Somerton Court is a large historic country house believed to date in part from the 12th Century. It is situated at Lower Somerton on the eastern edge of Somerton, the royal town of ancient Wessex set in some 55 acres of parkland and gardens.
Somerton Court Country House
Although believed to incorporate Roman remains or materials in its foundations, the first known record of Somerton Court dates to an 1176 purchase of land by William de Erleigh. He presumably built a manor house here, and the new holding – later known as the manor of Somerton Erleigh – remained with his decendants and their relations for over 350 years.
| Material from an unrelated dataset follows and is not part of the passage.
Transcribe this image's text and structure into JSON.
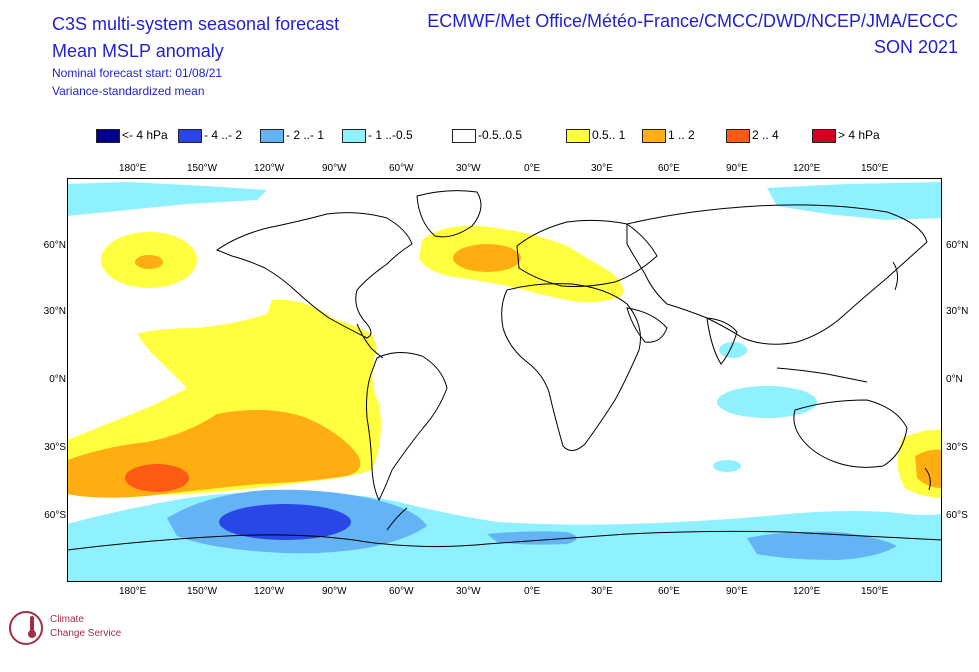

The manor was a small one, and was used for income and dowries rather than as a family seat.
Most of its owners were rather quiet – other than in the 1400s when the manor was held by a number of people who were either slain or executed during the 100 Years War and the Wars of the Roses. Among these unfortunate owners were Henry le Scrope and James Butler, Earl of Ormond and Wiltshire (both of whom married owners of the manor), who were executed in 1415 and 1461 respectively.
Somerton Court’s most famous owner, however, was undoubtedly Edward IV’s brother, the Duke of Clarence – best remembered for having been drowned in a butt of malmsey in 1478.
The manor house was later owned by Henry Percy, the sixth Earl of Northumberland, who sold the estate in 1530 to pay some of his massive debts. After passing through a number of hands, it was bought in 1597 by James Fisher. (In 1597, another part of the estate – the manor of Somerton Randall was sold to John Still, the Bishop of Bath and Wells. This second house is now known as “Somerton Erleigh”, leading to past confusion as to which house was the manor house.)
The original manor house had not been improved much after its construction in the late 1100s, and Fisher’s son (another James) rebuilt it, marking his work with the date 1641 carved into the porch. It remained with the Fishers until 1808 – again with presumably little in the way of upgrading – when it was sold, renamed “Somerton Court”, and updated with Gothic battlements and turrets in place of the former gabled dormers. It was enlarged in the 19th century by the Hall-Stephenson family and was sold in 1927 and 1970.